Why Silicon Valley Bank Was NOT Like FTX!!
Is your money safer in traditional finance or Crypto??!?!
Banks and crypto exchanges are two TOTALLY different types of financial institutions. While banks have been around for centuries and has regulations built out from years and years of existence, crypto exchanges are a relatively new addition to the financial landscape and we are currently watching regulations being made in the crypto space pretty much via “trial and error”.
However, despite their differences, both banks and crypto exchanges serve similar functions, namely, storing and transferring funds.
So, what are the differences between banks and crypto exchanges, and why are banks inherently safer? Let's take a closer look.
Firstly, banks are heavily regulated by government bodies, whereas crypto exchanges are not. This means that banks have to comply with a whole host of laws and regulations designed to protect consumers and ensure the stability of the financial system. Crypto exchanges, on the other hand, are largely unregulated, which means that there is no guarantee that your funds will be safe.
Now, you might be thinking, "But wait, I thought the whole point of cryptocurrency was that it was decentralized and unregulated!" Well, yes and no. While it's true that cryptocurrency was designed to be decentralized, the reality is that most people still use centralized exchanges to buy and sell cryptocurrencies. And unfortunately, many of these exchanges have been hacked or shut down, leaving users out of pocket.

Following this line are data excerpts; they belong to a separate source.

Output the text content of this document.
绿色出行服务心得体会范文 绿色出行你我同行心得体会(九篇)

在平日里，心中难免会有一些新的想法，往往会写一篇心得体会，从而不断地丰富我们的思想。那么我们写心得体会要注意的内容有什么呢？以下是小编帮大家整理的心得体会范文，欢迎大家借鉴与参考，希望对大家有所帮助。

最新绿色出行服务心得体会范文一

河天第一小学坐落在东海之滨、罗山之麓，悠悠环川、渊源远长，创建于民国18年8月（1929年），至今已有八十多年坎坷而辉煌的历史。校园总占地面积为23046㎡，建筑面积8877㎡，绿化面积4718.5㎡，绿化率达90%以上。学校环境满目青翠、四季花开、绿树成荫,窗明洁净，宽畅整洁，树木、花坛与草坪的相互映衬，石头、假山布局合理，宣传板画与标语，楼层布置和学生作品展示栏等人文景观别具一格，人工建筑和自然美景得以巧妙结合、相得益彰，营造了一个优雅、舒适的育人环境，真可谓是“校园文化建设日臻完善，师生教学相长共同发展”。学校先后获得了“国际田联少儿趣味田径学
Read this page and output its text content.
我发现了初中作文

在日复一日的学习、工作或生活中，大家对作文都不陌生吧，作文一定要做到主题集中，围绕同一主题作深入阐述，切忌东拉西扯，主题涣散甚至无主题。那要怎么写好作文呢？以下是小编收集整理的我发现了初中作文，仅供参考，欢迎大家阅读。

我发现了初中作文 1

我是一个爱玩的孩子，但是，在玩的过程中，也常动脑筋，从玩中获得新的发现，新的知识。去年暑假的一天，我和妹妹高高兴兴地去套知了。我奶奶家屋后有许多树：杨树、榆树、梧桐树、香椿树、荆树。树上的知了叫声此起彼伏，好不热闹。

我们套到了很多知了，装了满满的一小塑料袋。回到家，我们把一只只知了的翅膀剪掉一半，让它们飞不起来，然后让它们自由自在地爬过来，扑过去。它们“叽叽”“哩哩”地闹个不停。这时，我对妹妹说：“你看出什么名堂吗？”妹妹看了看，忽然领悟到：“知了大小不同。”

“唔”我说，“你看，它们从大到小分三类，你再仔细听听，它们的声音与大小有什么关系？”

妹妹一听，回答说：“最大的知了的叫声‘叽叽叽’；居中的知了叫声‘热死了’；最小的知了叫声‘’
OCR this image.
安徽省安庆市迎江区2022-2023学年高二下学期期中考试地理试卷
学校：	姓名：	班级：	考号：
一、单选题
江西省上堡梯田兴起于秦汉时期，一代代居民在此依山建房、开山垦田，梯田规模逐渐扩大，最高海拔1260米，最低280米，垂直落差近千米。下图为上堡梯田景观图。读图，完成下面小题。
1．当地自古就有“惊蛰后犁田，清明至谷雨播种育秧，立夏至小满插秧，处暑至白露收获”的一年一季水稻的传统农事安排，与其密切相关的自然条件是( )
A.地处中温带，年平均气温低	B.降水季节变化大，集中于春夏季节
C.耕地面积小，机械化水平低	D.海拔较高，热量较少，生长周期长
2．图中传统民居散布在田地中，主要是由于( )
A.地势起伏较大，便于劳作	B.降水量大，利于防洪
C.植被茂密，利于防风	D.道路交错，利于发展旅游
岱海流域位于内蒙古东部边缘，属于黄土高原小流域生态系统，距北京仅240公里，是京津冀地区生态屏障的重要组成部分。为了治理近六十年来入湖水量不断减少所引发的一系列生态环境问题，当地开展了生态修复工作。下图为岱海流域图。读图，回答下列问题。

Another key difference between banks and crypto exchanges is the level of security they offer. Banks typically have multiple layers of security in place, including firewalls, fraud detection systems, and 24/7 monitoring. They also have insurance policies that protect customers in the event of fraud or theft. That is why just a day or two after Silicon Valley Bank fell, those who banked with them were ensured that they would be able to access up to the $250K that the FDIC covers, with dividends/certificates for those over the $250K limit to try to make everyone whole. Whereas with FTX no one knew if they would ever see their money again the days following the collapse.
Crypto exchanges, often have much less robust security measures in place, and are more vulnerable to hacking and other cyber attacks.
Of course, there are some people who would argue that the very nature of cryptocurrency makes it inherently more secure than traditional banking. After all, cryptocurrency transactions are encrypted and recorded on a public ledger, which means that they can't be altered or deleted. However, while this may be true in theory, the reality is that many people have lost their funds due to human error (such as losing their private keys) or because of security breaches on the exchanges themselves.
In short, while crypto exchanges offer some exciting opportunities for investors and traders, they are inherently riskier than traditional banks. Banks have been around for centuries for a reason - they offer a tried-and-true way to store and transfer funds, and are heavily regulated to ensure the safety and stability of the financial system. So, if you're looking for a safe place to store your hard-earned cash, you can't go wrong with a good old-fashioned bank account (or Vanguard see the video below starting at 51:46 to see what Stock Analysts say is the safest place to put your money, safer than Crypto or the Stock Market!!).
There are still safe places to store your money other than under your couch!!!